A team of Cleveland Clinic researchers have discovered a key pathway that leads to recurrence and treatment resistance in endometrial cancer, providing the potential for much needed new therapies for women with limited options.
For the past 25 years, standard therapy for endometrial and ovarian cancers has included surgery and the chemotherapy drug cisplatin. While these treatments typically are initially successful, the cancer often recurs and becomes resistant to cisplatin, leaving patients with limited treatment options.
The Cleveland Clinic team studied the unique role of an immune regulatory protein, called CD55, which is abundant on the surface of endometrioid ovarian cancer and uterine cancer cells. Using human cells and patient-derived tissue models, they found CD55 to be the most prevalent on cancer stem cells, a subgroup of aggressive cancer cells that are thought to be responsible for recurrence and spread of many types of cancer.
The researchers discovered that high levels of CD55 caused cancer stem cells to be more aggressive and resistant to cisplatin than non-stem cell cancer cells. The CD55 pathway is unique in that it controls both stem cell self-regulation/growth and therapeutic resistance, while other mechanisms control just one or the other.
In addition, when CD55 was removed from cells, they became sensitive to cisplatin in cell culture models and in pre-clinical mouse models. The researchers hope that blocking the protein will enhance cisplatin treatments and that high expression of CD55 could be used as a biological marker of aggressive gynecologic cancers. The team plans to complete further preclinical testing followed by a clinical trial in patients with CD55-expressing endometrial cancers.
The study was co-led by Justin Lathia, Ph.D., and Ofer Reizes, Ph.D., both of the Department of Cellular & Molecular Medicine in Cleveland Clinic Lerner Research Institute. Dr. Reizes holds the Laura J. Fogarty Endowed Chair for Uterine Cancer Research at Cleveland Clinic.

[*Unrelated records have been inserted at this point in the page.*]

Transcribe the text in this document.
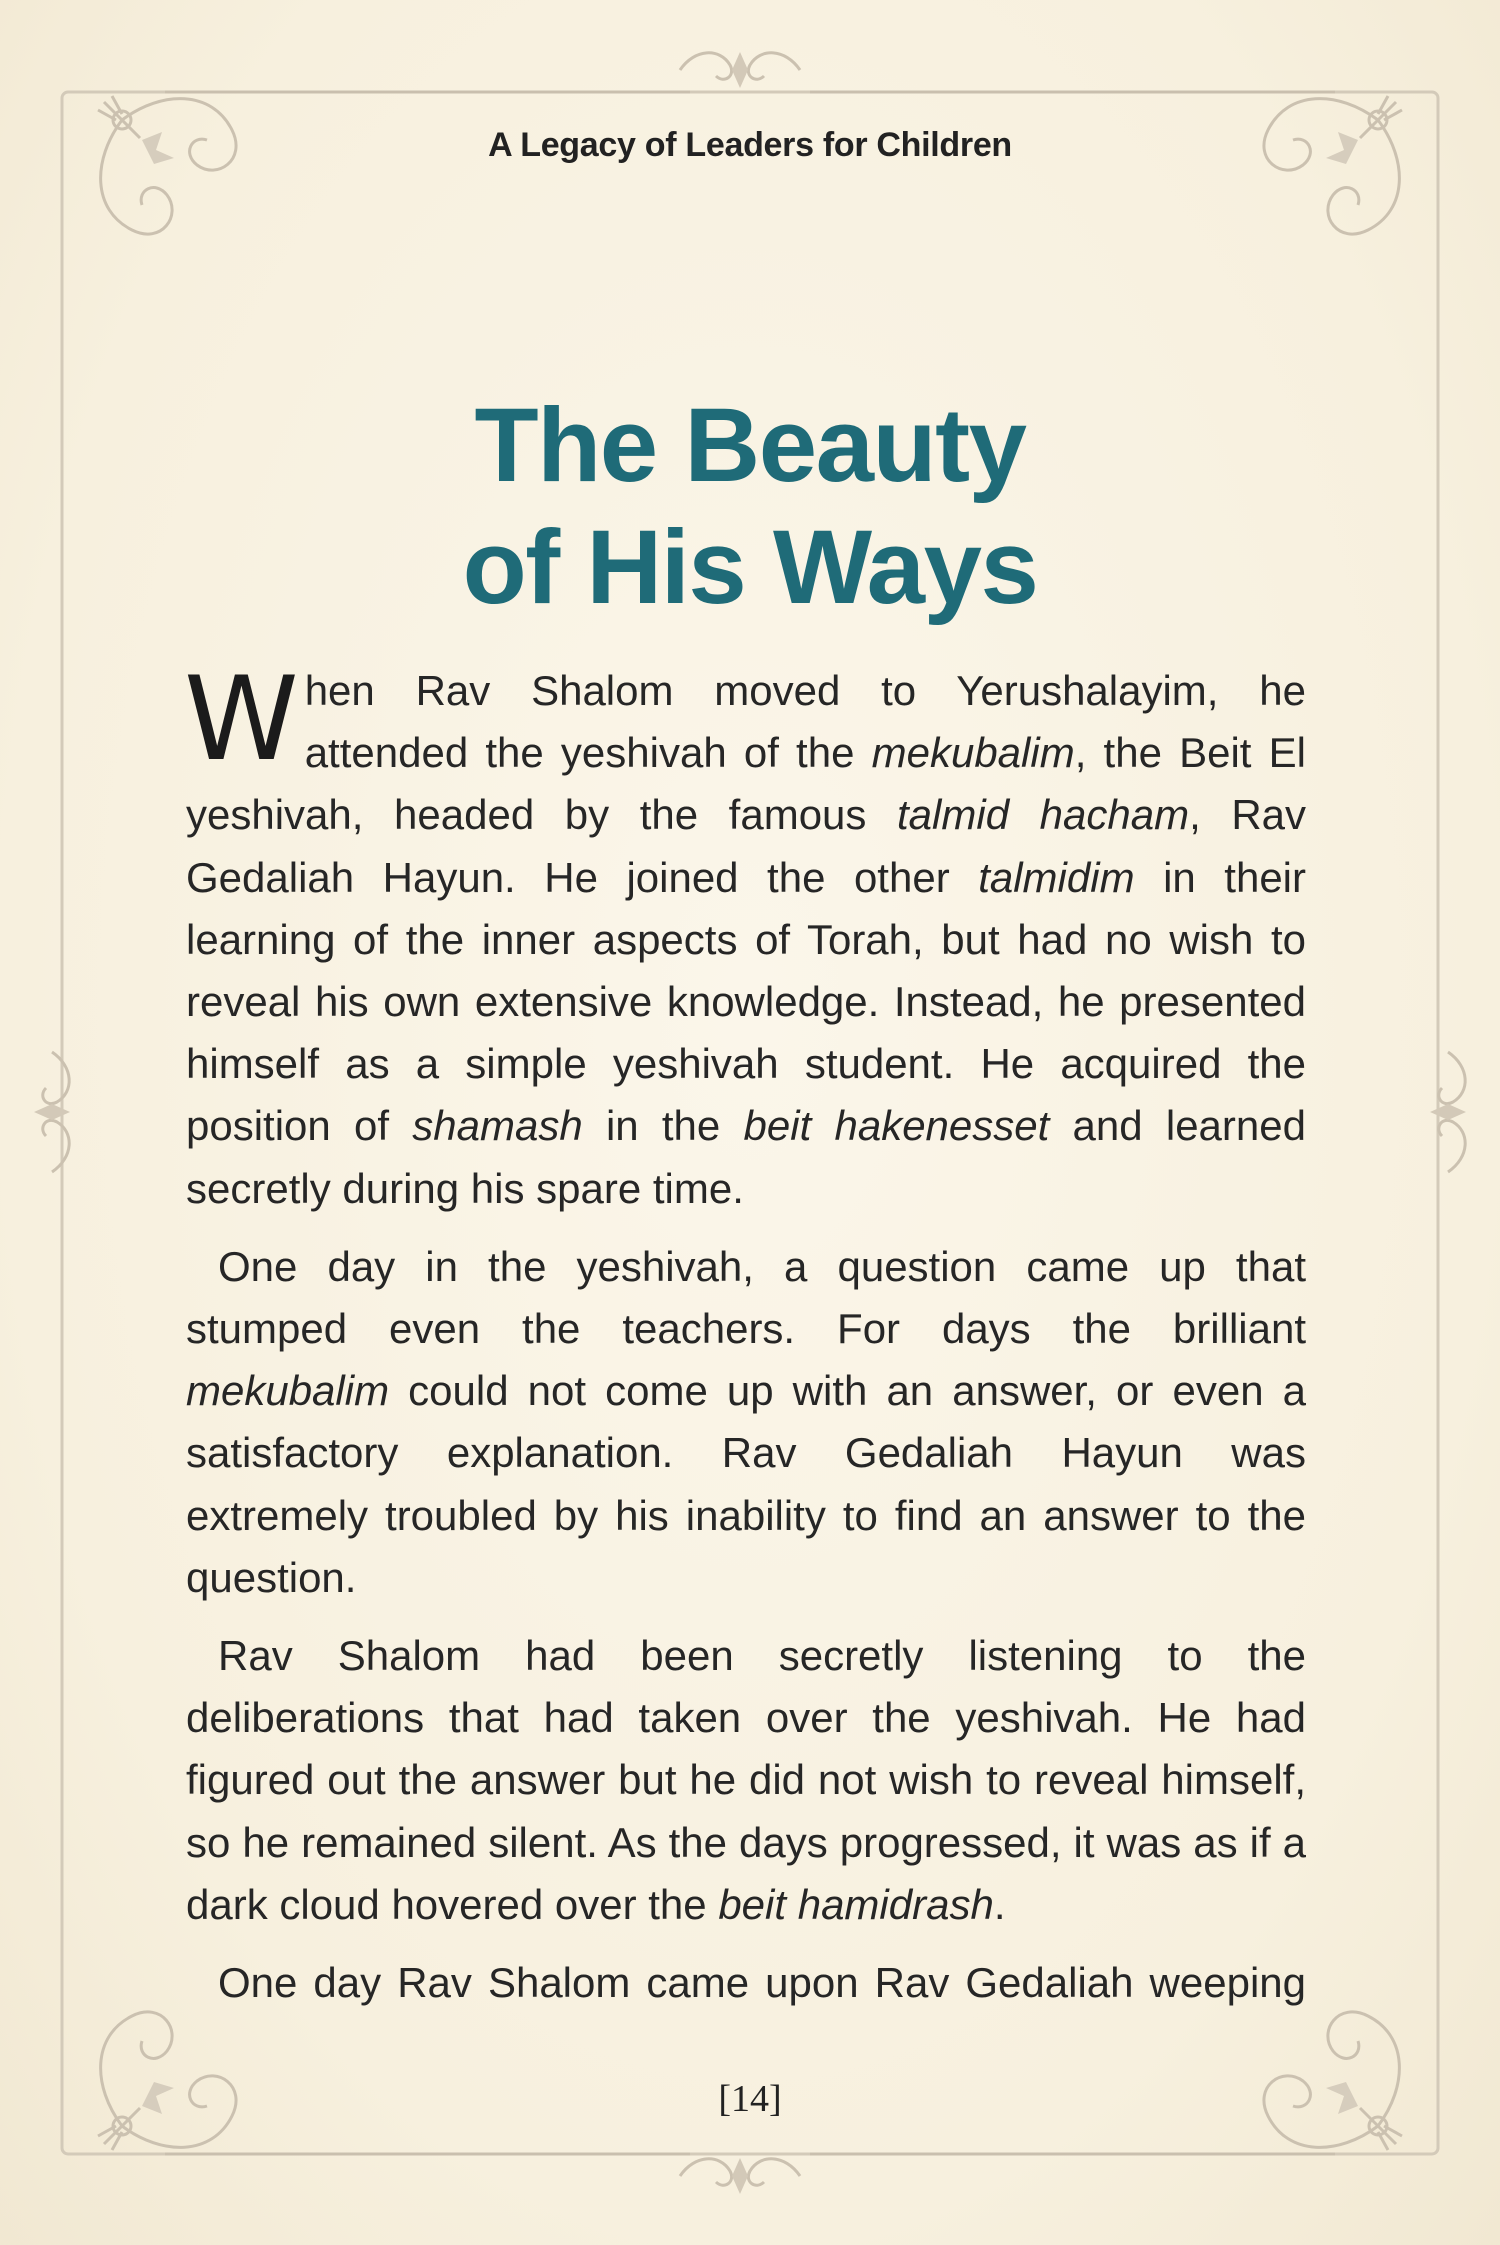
A Legacy of Leaders for Children
The Beauty
of His Ways

When Rav Shalom moved to Yerushalayim, he attended the yeshivah of the mekubalim, the Beit El yeshivah, headed by the famous talmid hacham, Rav Gedaliah Hayun. He joined the other talmidim in their learning of the inner aspects of Torah, but had no wish to reveal his own extensive knowledge. Instead, he presented himself as a simple yeshivah student. He acquired the position of shamash in the beit hakenesset and learned secretly during his spare time.

One day in the yeshivah, a question came up that stumped even the teachers. For days the brilliant mekubalim could not come up with an answer, or even a satisfactory explanation. Rav Gedaliah Hayun was extremely troubled by his inability to find an answer to the question.

Rav Shalom had been secretly listening to the deliberations that had taken over the yeshivah. He had figured out the answer but he did not wish to reveal himself, so he remained silent. As the days progressed, it was as if a dark cloud hovered over the beit hamidrash.

One day Rav Shalom came upon Rav Gedaliah weeping

[14]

“We have discovered a unique role for the CD55 complement signaling pathway in cancer as a target which offers an opportunity to prevent recurrence and associated mortality in endometrial cancer patients. Fortunately, there is already an FDA investigational drug that can inhibit the CD55 signaling pathway,” Dr. Lathia said. “We hypothesize that using this drug in combination with cisplatin will improve treatment outcomes.”
“Endometrial cancer is the most common gynecologic malignancy in the United States, yet research in this area is understudied and underfunded,” Dr. Reizes added. “We hope that our study will lead to much needed new therapy options for women with treatment resistant, relapsed disease.”
Research fellow Caner Saygin, M.D., was first author on this study, which was published in the Journal of Experimental Medicine.
This work is funded by National Institutes of Health (NIH) grant CA191263. The work in the Reizes laboratory is also supported by Cleveland Clinic Foundation, Clinical and Translational Science Collaborative of Cleveland (UL1TR000439), Case Comprehensive Cancer Center (P30 CA043703), Cleveland Clinic VeloSano Bike Race, and the Laura J. Fogarty Endowed Chair for Uterine Cancer Research (O.R.). The Lathia laboratory also receives funding from the NIH grants NS089641, NS083629, and CA157948; a Distinguished Scientist Award from the Sontag Foundation, a Research Scholar Award from American Cancer Society, Blast GBM, Cleveland Clinic VeloSano Bike Race, and Case Comprehensive Cancer Center. This work utilized the Leica SP8 confocal microscope that was purchased from NIH SIG grant 1S10OD019972-01.